El soldado Cornelio se queda pensando y dice:
– Para mí es como si fuera mi tía, general.
– ¿Y por qué?
– Porque el soldado Maclovio es mi primo.
Por el cementerio
Se encontraron dos amigas que vivían al otro lado del cementerio, conversando se les hizo de noche y tenían que cruzar el cementerio, como eran muy miedosas esperaron que alguien fuera por el mismo camino para pedirle que las acompañara. Entonces vieron a un señor al que le pidieron que las acompañara y éste amablemente les respondió que sí.
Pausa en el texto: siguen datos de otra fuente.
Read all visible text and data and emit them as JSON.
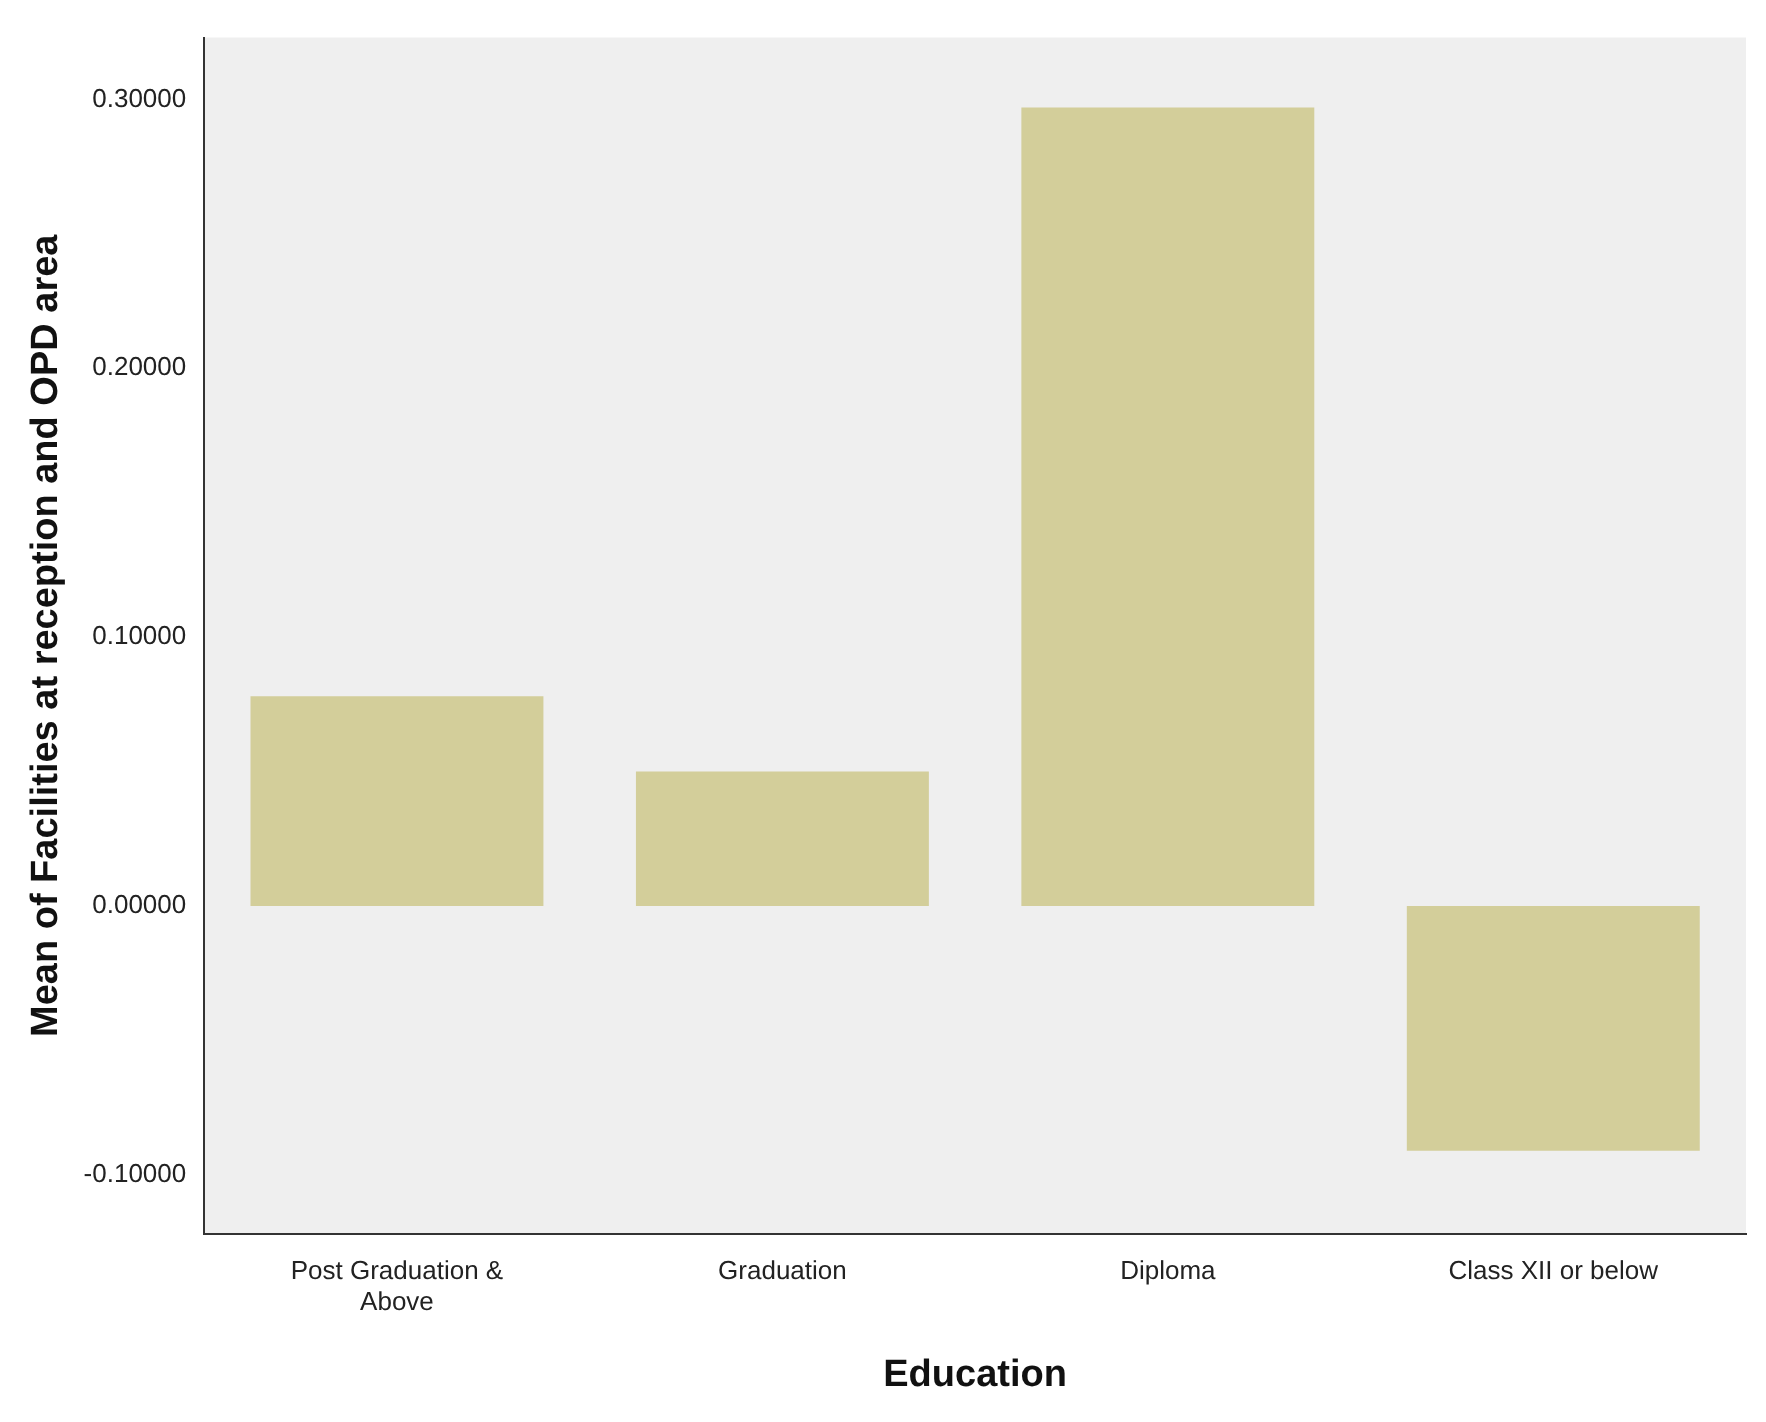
{
  "chart_data": {
    "type": "bar",
    "xlabel": "Education",
    "ylabel": "Mean of Facilities at reception and OPD area",
    "categories": [
      "Post Graduation & Above",
      "Graduation",
      "Diploma",
      "Class XII or below"
    ],
    "values": [
      0.078,
      0.05,
      0.297,
      -0.091
    ],
    "color": "#d3ce9a",
    "ylim": [
      -0.122,
      0.323
    ],
    "yticks": [
      {
        "value": -0.1,
        "label": "-0.10000"
      },
      {
        "value": 0,
        "label": "0.00000"
      },
      {
        "value": 0.1,
        "label": "0.10000"
      },
      {
        "value": 0.2,
        "label": "0.20000"
      },
      {
        "value": 0.3,
        "label": "0.30000"
      }
    ],
    "grid": false
  }
}
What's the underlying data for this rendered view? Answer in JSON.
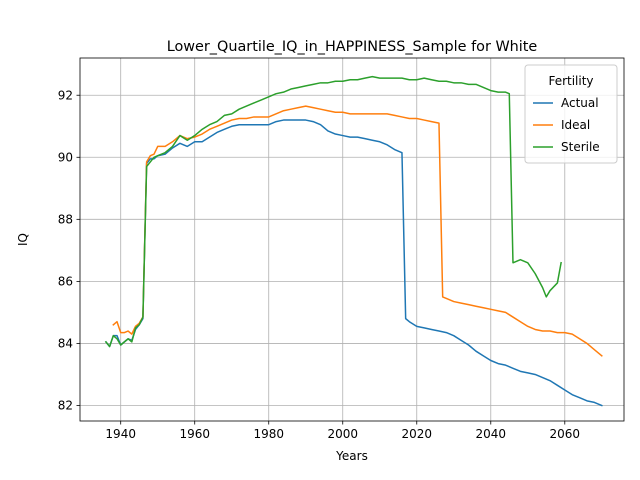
{
  "chart_data": {
    "type": "line",
    "title": "Lower_Quartile_IQ_in_HAPPINESS_Sample for White",
    "xlabel": "Years",
    "ylabel": "IQ",
    "xlim": [
      1929,
      2076
    ],
    "ylim": [
      81.5,
      93.2
    ],
    "xticks": [
      1940,
      1960,
      1980,
      2000,
      2020,
      2040,
      2060
    ],
    "yticks": [
      82,
      84,
      86,
      88,
      90,
      92
    ],
    "grid": true,
    "legend": {
      "title": "Fertility",
      "location": "top-right"
    },
    "series": [
      {
        "name": "Actual",
        "color": "#1f77b4",
        "x": [
          1936,
          1937,
          1938,
          1939,
          1940,
          1941,
          1942,
          1943,
          1944,
          1945,
          1946,
          1947,
          1948,
          1949,
          1950,
          1952,
          1954,
          1956,
          1958,
          1960,
          1962,
          1964,
          1966,
          1968,
          1970,
          1972,
          1974,
          1976,
          1978,
          1980,
          1982,
          1984,
          1986,
          1988,
          1990,
          1992,
          1994,
          1996,
          1998,
          2000,
          2002,
          2004,
          2006,
          2008,
          2010,
          2012,
          2014,
          2016,
          2017,
          2018,
          2020,
          2022,
          2024,
          2026,
          2028,
          2030,
          2032,
          2034,
          2036,
          2038,
          2040,
          2042,
          2044,
          2046,
          2048,
          2050,
          2052,
          2054,
          2056,
          2058,
          2060,
          2062,
          2064,
          2066,
          2068,
          2070
        ],
        "y": [
          84.05,
          83.9,
          84.25,
          84.25,
          83.95,
          84.05,
          84.15,
          84.1,
          84.45,
          84.6,
          84.8,
          89.8,
          89.95,
          89.95,
          90.05,
          90.1,
          90.3,
          90.45,
          90.35,
          90.5,
          90.5,
          90.65,
          90.8,
          90.9,
          91.0,
          91.05,
          91.05,
          91.05,
          91.05,
          91.05,
          91.15,
          91.2,
          91.2,
          91.2,
          91.2,
          91.15,
          91.05,
          90.85,
          90.75,
          90.7,
          90.65,
          90.65,
          90.6,
          90.55,
          90.5,
          90.4,
          90.25,
          90.15,
          84.8,
          84.7,
          84.55,
          84.5,
          84.45,
          84.4,
          84.35,
          84.25,
          84.1,
          83.95,
          83.75,
          83.6,
          83.45,
          83.35,
          83.3,
          83.2,
          83.1,
          83.05,
          83.0,
          82.9,
          82.8,
          82.65,
          82.5,
          82.35,
          82.25,
          82.15,
          82.1,
          82.0
        ]
      },
      {
        "name": "Ideal",
        "color": "#ff7f0e",
        "x": [
          1938,
          1939,
          1940,
          1941,
          1942,
          1943,
          1944,
          1945,
          1946,
          1947,
          1948,
          1949,
          1950,
          1952,
          1954,
          1956,
          1958,
          1960,
          1962,
          1964,
          1966,
          1968,
          1970,
          1972,
          1974,
          1976,
          1978,
          1980,
          1982,
          1984,
          1986,
          1988,
          1990,
          1992,
          1994,
          1996,
          1998,
          2000,
          2002,
          2004,
          2006,
          2008,
          2010,
          2012,
          2014,
          2016,
          2018,
          2020,
          2022,
          2024,
          2026,
          2027,
          2028,
          2030,
          2032,
          2034,
          2036,
          2038,
          2040,
          2042,
          2044,
          2046,
          2048,
          2050,
          2052,
          2054,
          2056,
          2058,
          2060,
          2062,
          2064,
          2066,
          2068,
          2070
        ],
        "y": [
          84.6,
          84.7,
          84.35,
          84.35,
          84.4,
          84.3,
          84.55,
          84.65,
          84.85,
          89.85,
          90.05,
          90.1,
          90.35,
          90.35,
          90.5,
          90.7,
          90.6,
          90.65,
          90.75,
          90.9,
          91.0,
          91.1,
          91.2,
          91.25,
          91.25,
          91.3,
          91.3,
          91.3,
          91.4,
          91.5,
          91.55,
          91.6,
          91.65,
          91.6,
          91.55,
          91.5,
          91.45,
          91.45,
          91.4,
          91.4,
          91.4,
          91.4,
          91.4,
          91.4,
          91.35,
          91.3,
          91.25,
          91.25,
          91.2,
          91.15,
          91.1,
          85.5,
          85.45,
          85.35,
          85.3,
          85.25,
          85.2,
          85.15,
          85.1,
          85.05,
          85.0,
          84.85,
          84.7,
          84.55,
          84.45,
          84.4,
          84.4,
          84.35,
          84.35,
          84.3,
          84.15,
          84.0,
          83.8,
          83.6
        ]
      },
      {
        "name": "Sterile",
        "color": "#2ca02c",
        "x": [
          1936,
          1937,
          1938,
          1939,
          1940,
          1941,
          1942,
          1943,
          1944,
          1945,
          1946,
          1947,
          1948,
          1949,
          1950,
          1952,
          1954,
          1956,
          1958,
          1960,
          1962,
          1964,
          1966,
          1968,
          1970,
          1972,
          1974,
          1976,
          1978,
          1980,
          1982,
          1984,
          1986,
          1988,
          1990,
          1992,
          1994,
          1996,
          1998,
          2000,
          2002,
          2004,
          2006,
          2008,
          2010,
          2012,
          2014,
          2016,
          2018,
          2020,
          2022,
          2024,
          2026,
          2028,
          2030,
          2032,
          2034,
          2036,
          2038,
          2040,
          2042,
          2044,
          2045,
          2046,
          2048,
          2050,
          2052,
          2054,
          2055,
          2056,
          2058,
          2059
        ],
        "y": [
          84.05,
          83.9,
          84.25,
          84.15,
          83.95,
          84.05,
          84.15,
          84.05,
          84.5,
          84.6,
          84.85,
          89.7,
          89.85,
          90.0,
          90.05,
          90.15,
          90.35,
          90.7,
          90.55,
          90.7,
          90.9,
          91.05,
          91.15,
          91.35,
          91.4,
          91.55,
          91.65,
          91.75,
          91.85,
          91.95,
          92.05,
          92.1,
          92.2,
          92.25,
          92.3,
          92.35,
          92.4,
          92.4,
          92.45,
          92.45,
          92.5,
          92.5,
          92.55,
          92.6,
          92.55,
          92.55,
          92.55,
          92.55,
          92.5,
          92.5,
          92.55,
          92.5,
          92.45,
          92.45,
          92.4,
          92.4,
          92.35,
          92.35,
          92.25,
          92.15,
          92.1,
          92.1,
          92.05,
          86.6,
          86.7,
          86.6,
          86.25,
          85.8,
          85.5,
          85.7,
          85.95,
          86.6
        ]
      }
    ]
  }
}
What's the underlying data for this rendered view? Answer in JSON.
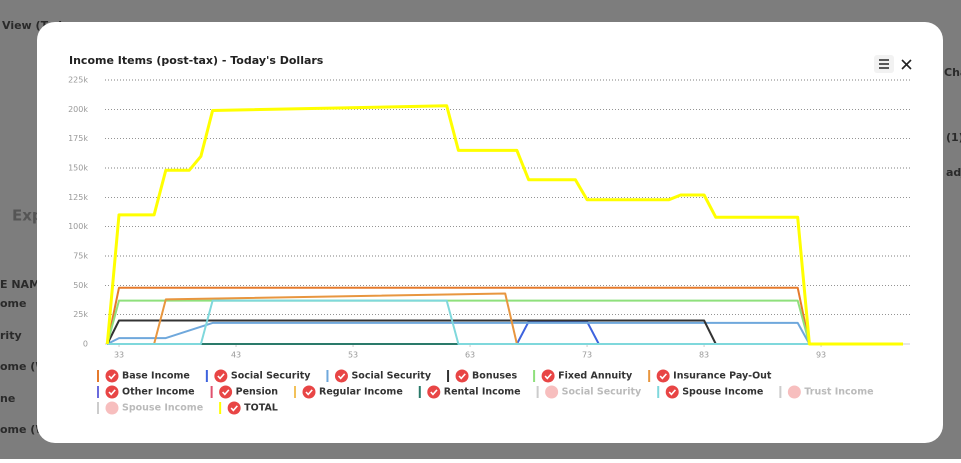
{
  "background": [
    "View (Tod",
    "Exp",
    "E NAM",
    "ome",
    "rity",
    "ome (WI",
    "ne",
    "ome (WI",
    "Chan",
    "(1)",
    "adju"
  ],
  "chart_data": {
    "type": "line",
    "title": "Income Items (post-tax) - Today's Dollars",
    "xlim": [
      31.8,
      100.6
    ],
    "xticks": [
      33,
      43,
      53,
      63,
      73,
      83,
      93
    ],
    "ylim": [
      0,
      225000
    ],
    "yticks": [
      0,
      {
        "value": 25000,
        "label": "25k"
      },
      {
        "value": 50000,
        "label": "50k"
      },
      {
        "value": 75000,
        "label": "75k"
      },
      {
        "value": 100000,
        "label": "100k"
      },
      {
        "value": 125000,
        "label": "125k"
      },
      {
        "value": 150000,
        "label": "150k"
      },
      {
        "value": 175000,
        "label": "175k"
      },
      {
        "value": 200000,
        "label": "200k"
      },
      {
        "value": 225000,
        "label": "225k"
      }
    ],
    "grid": true,
    "series": [
      {
        "name": "Base Income",
        "color": "#e57a2c",
        "visible": true,
        "x": [
          32,
          33,
          91,
          92,
          100
        ],
        "values": [
          0,
          48000,
          48000,
          0,
          0
        ]
      },
      {
        "name": "Social Security",
        "color": "#3d63de",
        "visible": true,
        "x": [
          32,
          67,
          68,
          73,
          74,
          100
        ],
        "values": [
          0,
          0,
          19000,
          19000,
          0,
          0
        ]
      },
      {
        "name": "Social Security",
        "color": "#6fa8dc",
        "visible": true,
        "x": [
          32,
          33,
          37,
          41,
          91,
          92,
          100
        ],
        "values": [
          0,
          5000,
          5000,
          18000,
          18000,
          0,
          0
        ]
      },
      {
        "name": "Bonuses",
        "color": "#333333",
        "visible": true,
        "x": [
          32,
          33,
          83,
          84,
          100
        ],
        "values": [
          0,
          20000,
          20000,
          0,
          0
        ]
      },
      {
        "name": "Fixed Annuity",
        "color": "#8fe07c",
        "visible": true,
        "x": [
          32,
          33,
          91,
          92,
          100
        ],
        "values": [
          0,
          37000,
          37000,
          0,
          0
        ]
      },
      {
        "name": "Insurance Pay-Out",
        "color": "#e8963f",
        "visible": true,
        "x": [
          32,
          36,
          37,
          66,
          67,
          100
        ],
        "values": [
          0,
          0,
          38000,
          43000,
          0,
          0
        ]
      },
      {
        "name": "Other Income",
        "color": "#6a6adc",
        "visible": true,
        "x": [
          32,
          100
        ],
        "values": [
          0,
          0
        ]
      },
      {
        "name": "Pension",
        "color": "#e0506e",
        "visible": true,
        "x": [
          32,
          100
        ],
        "values": [
          0,
          0
        ]
      },
      {
        "name": "Regular Income",
        "color": "#f2c15a",
        "visible": true,
        "x": [
          32,
          100
        ],
        "values": [
          0,
          0
        ]
      },
      {
        "name": "Rental Income",
        "color": "#2a7a6a",
        "visible": true,
        "x": [
          32,
          100
        ],
        "values": [
          0,
          0
        ]
      },
      {
        "name": "Social Security",
        "color": "#cccccc",
        "visible": false,
        "x": [
          32,
          100
        ],
        "values": [
          0,
          0
        ]
      },
      {
        "name": "Spouse Income",
        "color": "#7fd8dc",
        "visible": true,
        "x": [
          32,
          40,
          41,
          61,
          62,
          100
        ],
        "values": [
          0,
          0,
          37000,
          37000,
          0,
          0
        ]
      },
      {
        "name": "Trust Income",
        "color": "#cccccc",
        "visible": false,
        "x": [
          32,
          100
        ],
        "values": [
          0,
          0
        ]
      },
      {
        "name": "Spouse Income",
        "color": "#cccccc",
        "visible": false,
        "x": [
          32,
          100
        ],
        "values": [
          0,
          0
        ]
      },
      {
        "name": "TOTAL",
        "color": "#ffff00",
        "visible": true,
        "x": [
          32,
          33,
          36,
          37,
          39,
          40,
          41,
          61,
          62,
          67,
          68,
          72,
          73,
          80,
          81,
          83,
          84,
          91,
          92,
          100
        ],
        "values": [
          0,
          110000,
          110000,
          148000,
          148000,
          160000,
          199000,
          203000,
          165000,
          165000,
          140000,
          140000,
          123000,
          123000,
          127000,
          127000,
          108000,
          108000,
          0,
          0
        ]
      }
    ]
  }
}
Cuando iban a medio camino, como nadie hablaba nada, una de ellas le pregunta al señor:
– Señor, ¿A usted no le da miedo pasar de noche por el cementerio?
A lo que él le respondió:
– Bueno, en realidad ya no, pero cuando estaba vivo sí.
El escalon y el borracho
Dos borrachos le preguntan al barman dónde queda el baño, el barman le dice:
Por el pasillo doblan a mano derecha, bajan dos escalones y ahí están los baños.
– Hip, muchas gracias.
Cuando van por el pasillo uno le dice al otro:
– Oye, ¿Era pa’ la derecha o pa’ la izquierda?
– El barman dijo pa’ la izquierda.
Pero para el lado izquierdo estaban reparando un ascensor y se caen por el hueco y se escalabran, uno se levanta bien endolorido, medio inconsciente y le dice al otro:
– Yo no sé tu, pero yo me voy a orinar aquí, no pienso bajar el otro escalón.
Persiguiendo jovencitas
Va un viejo al médico y le dice:
– Doctor, estoy preocupado porque tengo 100 años y todavía ando persiguiendo jovencitas
– Pues eso sí que es un caso insólito, pero dígame en qué quiere que le ayude, qué es lo que le preocupa de eso?
– Pues que las persigo pero ya no me acuerdo para qué.